The following rights found in the major human rights treaties of the Inter-American system are among those that the Center for Reproductive Rights and its partners are asserting in the Mamerita case now before the Inter-American Commission on Human Rights.
"Every person has the right to have his life respected. This right shall be protected by law …. No one shall be arbitrarily deprived of his life." - Article 4, American Convention on Human Rights (ACHR)
"Every person has the right to have his physical, mental, and moral integrity respected." - Article 5, ACHR
"Everyone has the right to have his honor respected and his dignity recognized.
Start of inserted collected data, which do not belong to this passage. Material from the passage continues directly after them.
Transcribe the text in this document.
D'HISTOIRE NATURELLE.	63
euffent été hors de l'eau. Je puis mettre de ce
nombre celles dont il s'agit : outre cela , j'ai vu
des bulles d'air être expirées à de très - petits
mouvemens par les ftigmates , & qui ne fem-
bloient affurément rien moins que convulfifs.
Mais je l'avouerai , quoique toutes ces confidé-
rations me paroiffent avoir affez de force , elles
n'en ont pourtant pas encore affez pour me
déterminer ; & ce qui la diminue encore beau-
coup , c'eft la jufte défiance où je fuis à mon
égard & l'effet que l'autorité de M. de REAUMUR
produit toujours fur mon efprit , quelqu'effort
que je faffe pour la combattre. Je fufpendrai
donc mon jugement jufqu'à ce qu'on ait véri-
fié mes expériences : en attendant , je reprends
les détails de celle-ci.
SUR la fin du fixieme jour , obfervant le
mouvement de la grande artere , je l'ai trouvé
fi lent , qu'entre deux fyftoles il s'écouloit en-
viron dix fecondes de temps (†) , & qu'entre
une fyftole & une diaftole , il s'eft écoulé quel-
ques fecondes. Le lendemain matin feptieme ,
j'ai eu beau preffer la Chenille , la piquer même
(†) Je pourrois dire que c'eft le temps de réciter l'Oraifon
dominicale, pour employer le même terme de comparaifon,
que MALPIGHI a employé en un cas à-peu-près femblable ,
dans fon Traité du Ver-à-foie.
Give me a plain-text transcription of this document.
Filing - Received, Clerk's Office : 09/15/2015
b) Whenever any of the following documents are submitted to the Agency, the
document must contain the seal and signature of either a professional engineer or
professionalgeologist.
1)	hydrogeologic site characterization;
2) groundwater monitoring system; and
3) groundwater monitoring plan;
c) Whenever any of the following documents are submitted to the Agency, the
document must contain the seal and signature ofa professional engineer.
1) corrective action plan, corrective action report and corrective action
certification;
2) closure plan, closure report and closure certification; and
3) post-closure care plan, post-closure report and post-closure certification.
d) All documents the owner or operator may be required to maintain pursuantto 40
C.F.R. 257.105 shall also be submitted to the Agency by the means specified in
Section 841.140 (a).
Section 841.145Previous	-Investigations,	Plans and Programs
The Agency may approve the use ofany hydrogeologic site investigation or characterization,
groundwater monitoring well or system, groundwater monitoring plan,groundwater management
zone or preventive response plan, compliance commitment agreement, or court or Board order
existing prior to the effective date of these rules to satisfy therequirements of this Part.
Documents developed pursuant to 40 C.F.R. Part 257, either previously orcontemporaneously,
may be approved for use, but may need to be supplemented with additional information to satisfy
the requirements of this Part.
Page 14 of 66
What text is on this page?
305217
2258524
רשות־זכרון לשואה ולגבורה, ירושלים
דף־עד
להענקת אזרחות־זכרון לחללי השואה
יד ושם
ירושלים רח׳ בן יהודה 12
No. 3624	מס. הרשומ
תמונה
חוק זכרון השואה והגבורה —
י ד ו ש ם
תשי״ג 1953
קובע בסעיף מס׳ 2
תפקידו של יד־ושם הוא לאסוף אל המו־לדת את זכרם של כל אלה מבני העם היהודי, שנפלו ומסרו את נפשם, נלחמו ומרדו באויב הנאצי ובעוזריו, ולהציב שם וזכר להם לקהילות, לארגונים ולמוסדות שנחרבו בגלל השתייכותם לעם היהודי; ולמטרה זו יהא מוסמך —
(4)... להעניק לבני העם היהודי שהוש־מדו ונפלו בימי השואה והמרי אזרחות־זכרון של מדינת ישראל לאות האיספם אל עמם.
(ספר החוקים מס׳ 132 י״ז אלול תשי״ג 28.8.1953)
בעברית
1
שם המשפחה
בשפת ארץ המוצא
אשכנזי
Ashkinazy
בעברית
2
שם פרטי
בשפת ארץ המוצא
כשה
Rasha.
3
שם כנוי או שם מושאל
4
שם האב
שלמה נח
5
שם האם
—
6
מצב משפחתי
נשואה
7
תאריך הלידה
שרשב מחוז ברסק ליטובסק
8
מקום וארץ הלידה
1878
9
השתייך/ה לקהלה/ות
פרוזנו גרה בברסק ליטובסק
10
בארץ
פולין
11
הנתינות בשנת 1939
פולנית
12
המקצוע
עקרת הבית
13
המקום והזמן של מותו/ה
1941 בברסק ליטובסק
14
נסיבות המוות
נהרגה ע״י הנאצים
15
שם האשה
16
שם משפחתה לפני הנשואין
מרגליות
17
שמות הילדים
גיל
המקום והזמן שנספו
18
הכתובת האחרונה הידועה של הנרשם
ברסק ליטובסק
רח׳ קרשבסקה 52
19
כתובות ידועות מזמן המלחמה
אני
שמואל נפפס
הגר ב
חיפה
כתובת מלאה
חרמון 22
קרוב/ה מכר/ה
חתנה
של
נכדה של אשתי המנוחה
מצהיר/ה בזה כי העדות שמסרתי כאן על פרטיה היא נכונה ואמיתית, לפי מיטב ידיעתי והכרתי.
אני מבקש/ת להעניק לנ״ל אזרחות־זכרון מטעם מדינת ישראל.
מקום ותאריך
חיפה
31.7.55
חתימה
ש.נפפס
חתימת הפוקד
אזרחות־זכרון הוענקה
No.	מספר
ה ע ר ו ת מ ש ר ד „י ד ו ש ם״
No one may be the object of arbitrary or abusive interference with his private life, his family, his home …. Everyone has the right to the protection of the law against such interference or attacks." - Article 11, ACHR
"Everyone shall have the right to health, understood to mean the enjoyment of the highest level of physical, mental and social well-being .... the States Parties agree to recognize health as a public good and, particularly, to ... ensure ... satisfaction of the health needs of the highest risk groups and of those whose poverty makes them the most vulnerable." - Article 10, Inter-American Convention on the Prevention, Punishment and Eradication of Violence Against Women
The Inter-American Commission of Human Rights Is Not a Court
It is an autonomous organ of the 35-member Organization of American States that was created for the protection and promotion of human rights. This permanent body meets several times a year to examine complaints or petitions regarding specific cases of human rights violations. For the select number of cases they choose to pursue, the seven-member panel attempts to facilitate settlements between the parties involved. When parties fail to reach a settlement, the IACHR may refer the case on to the Inter-American Court of Human Rights.
Global Mechanisms for Justice Seekers
- The European Court of Human Rights has addressed multiple gender and reproductive rights cases during its 46 years in operation.
- The Optional Protocol, which was recently created by the UN Committee on the Elimination of Discrimination Against Women (CEDAW), enters into effect in 2001 and will allow individuals to bring cases against countries that have ratified the Women's Convention (and the Optional Protocol) but are failing to respect or protect women's rights.
- The Optional Protocol to the International Covenant on Civil and Political Rights also offers a complaint mechanism to individuals whose rights have been violated.